Henshaw’s classroom is available during the Lunch and Learn period at the high school – students can check out a variety of programs and activities.
His room has computers that support esports games, and it’s quickly become a popular spot for students.
“Now I have a rapport with them,” Henshaw said.
Weaver and Henshaw recently visited the esports program at Edinboro University and met the athletic director, who has recruited high school students skilled in certain esports games.
“It is like you went into a different world,” Weaver said of Edinboro’s setup.
Scholarship opportunities for esports are growing, Henshaw and Weaver said.
“This is a big deal,” Weaver said.
At the college level, there could be a lot of prize money for winning esports teams, with the money going to the school and academic scholarships for the winning athletes.
An esports program at the high school would be similar to other sports – the student-athletes would have to keep their grades up in order to participate, Weaver said.
High school teams can compete against each other remotely, and they would come together to warm up, just like any other team.
“They do the same thing, only it’s digitally...There’s pride in it,” Henshaw said.
There are tournaments for different age levels, and the Grove City team would play at the high school; that means no travel is required.
Anyone would be able to view the game and the players in real time through a website.
Startup costs are estimated at $1,050, which would cover webcams, headsets and a few games, Weaver and Henshaw said.

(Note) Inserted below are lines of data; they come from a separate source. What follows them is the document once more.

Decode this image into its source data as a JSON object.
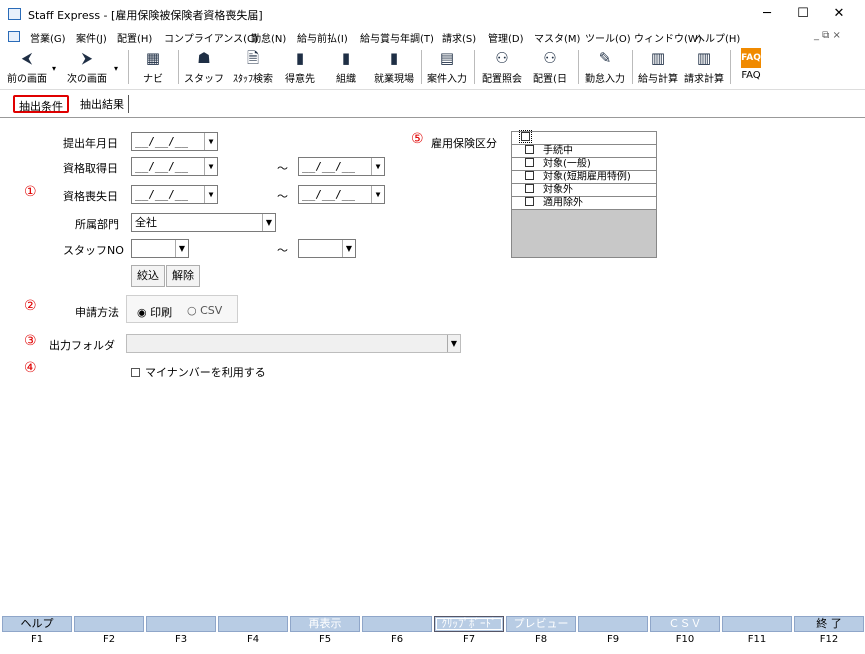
{
  "window": {
    "title": "Staff Express - [雇用保険被保険者資格喪失届]",
    "minimize": "─",
    "maximize": "☐",
    "close": "✕"
  },
  "menu": {
    "items": [
      "営業(G)",
      "案件(J)",
      "配置(H)",
      "コンプライアンス(C)",
      "勤怠(N)",
      "給与前払(I)",
      "給与賞与年調(T)",
      "請求(S)",
      "管理(D)",
      "マスタ(M)",
      "ツール(O)",
      "ウィンドウ(W)",
      "ヘルプ(H)"
    ],
    "restore": "_ ⧉ ×"
  },
  "toolbar": {
    "prev": "前の画面",
    "next": "次の画面",
    "navi": "ナビ",
    "staff": "スタッフ",
    "staff_search": "ｽﾀｯﾌ検索",
    "client": "得意先",
    "org": "組織",
    "worksite": "就業現場",
    "case_entry": "案件入力",
    "assign_inquiry": "配置照会",
    "assign_day": "配置(日",
    "attendance_entry": "勤怠入力",
    "payroll_calc": "給与計算",
    "billing_calc": "請求計算",
    "faq": "FAQ"
  },
  "tabs": {
    "conditions": "抽出条件",
    "results": "抽出結果"
  },
  "form": {
    "submit_date_label": "提出年月日",
    "submit_date_value": "__/__/__",
    "acquire_date_label": "資格取得日",
    "acquire_from": "__/__/__",
    "acquire_to": "__/__/__",
    "loss_date_label": "資格喪失日",
    "loss_from": "__/__/__",
    "loss_to": "__/__/__",
    "range_sep": "～",
    "dept_label": "所属部門",
    "dept_value": "全社",
    "staffno_label": "スタッフNO",
    "narrow_btn": "絞込",
    "clear_btn": "解除",
    "method_label": "申請方法",
    "method_print": "印刷",
    "method_csv": "CSV",
    "folder_label": "出力フォルダ",
    "mynumber_label": "マイナンバーを利用する",
    "insurance_label": "雇用保険区分",
    "insurance_items": [
      "",
      "手続中",
      "対象(一般)",
      "対象(短期雇用特例)",
      "対象外",
      "適用除外"
    ]
  },
  "markers": {
    "m1": "①",
    "m2": "②",
    "m3": "③",
    "m4": "④",
    "m5": "⑤"
  },
  "fkeys": {
    "labels": [
      "ヘルプ",
      "",
      "",
      "",
      "再表示",
      "",
      "ｸﾘｯﾌﾟﾎﾞｰﾄﾞ",
      "プレビュー",
      "",
      "ＣＳＶ",
      "",
      "終 了"
    ],
    "numbers": [
      "F1",
      "F2",
      "F3",
      "F4",
      "F5",
      "F6",
      "F7",
      "F8",
      "F9",
      "F10",
      "F11",
      "F12"
    ]
  },
  "colors": {
    "accent_red": "#e00000",
    "fkey_bg": "#b8cce4"
  }
}
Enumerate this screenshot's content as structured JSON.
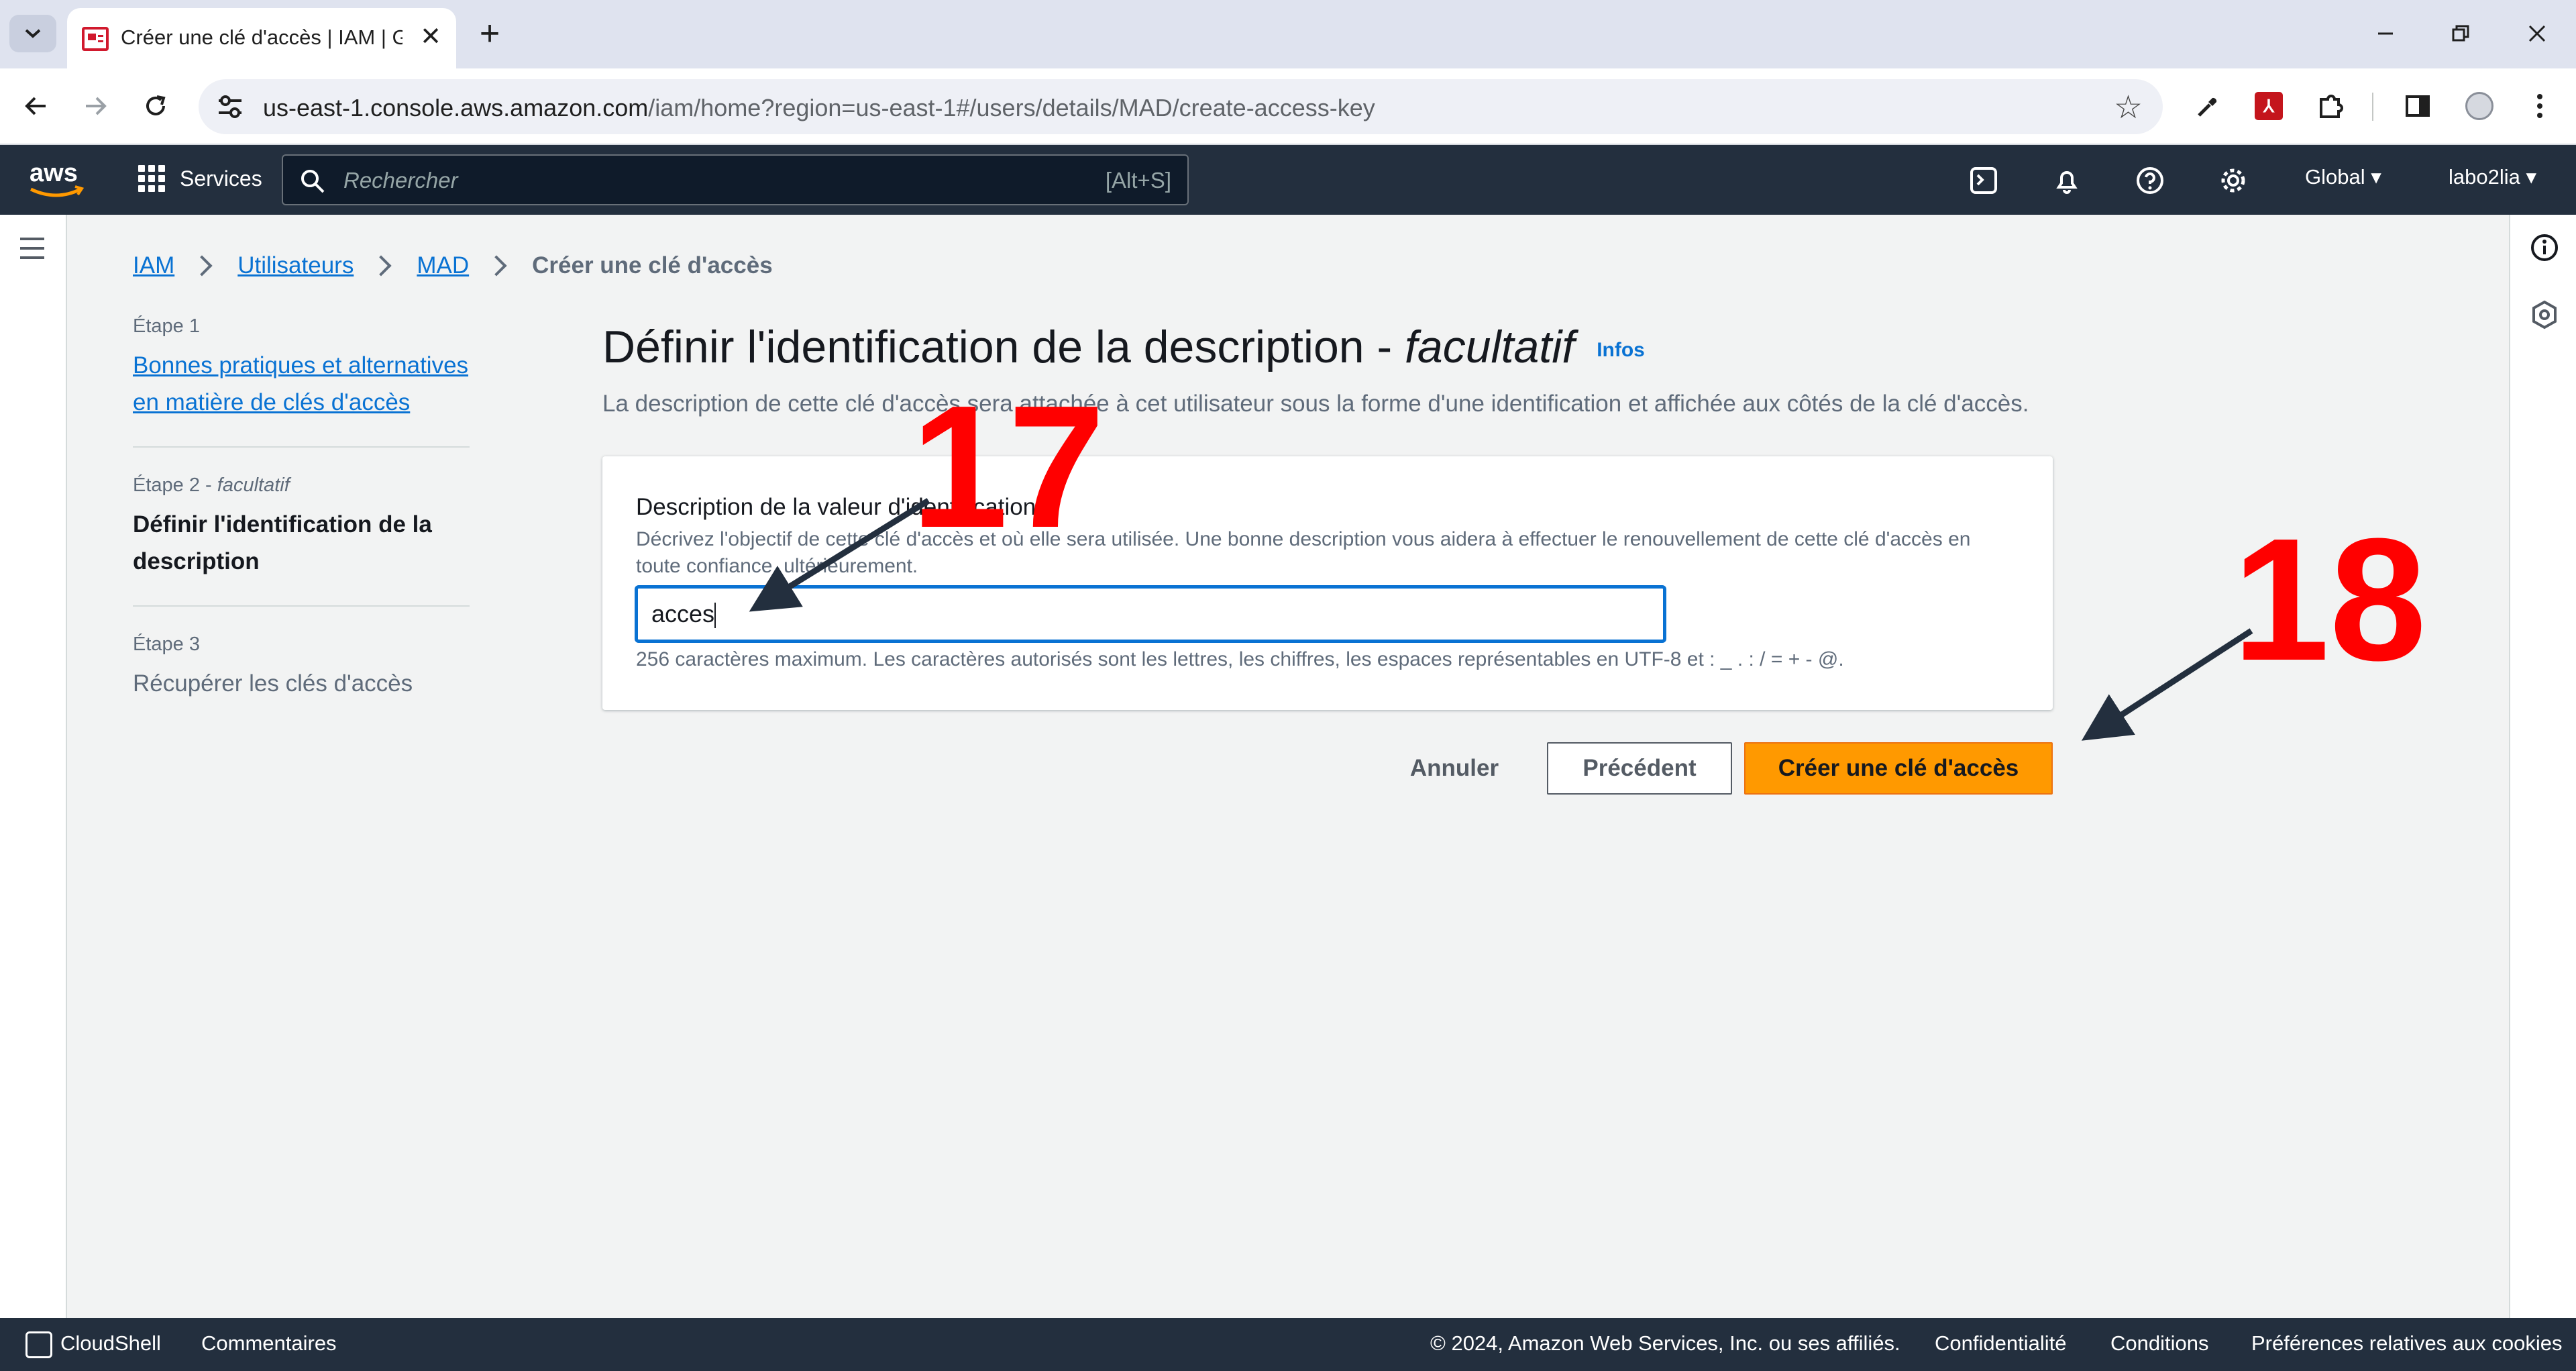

They would stick with games in three categories: everyone, ages 10 and up, and ages 13 and up. No “mature” games would be played.
Some of the most popular esports games include “Rocket League,” “Overwatch,” “League of Legends” and “Super Smash Bros.” and traditional sports games like football.
Esports also provides an opportunity for more females to get involved because it’s a level playing field, Weaver said.
And it’s not just about gaming; esports can teach students about problem solving, video production and entrepreneurship, he said.
“I think it’s great,” said Heather Baker, committee chair.
Two district employees have already volunteered to help, and Henshaw said he is willing to coach. There are also grant opportunities, and the high school would join the North America Scholastic Esports Foundation, Weaver said.
The high school’s esports program would formally start with the 2020-21 school year. Board member are expected to vote on the creation of the program at this coming Monday’s meeting, which starts at 7 p.m. in the board conference room at the district’s main office.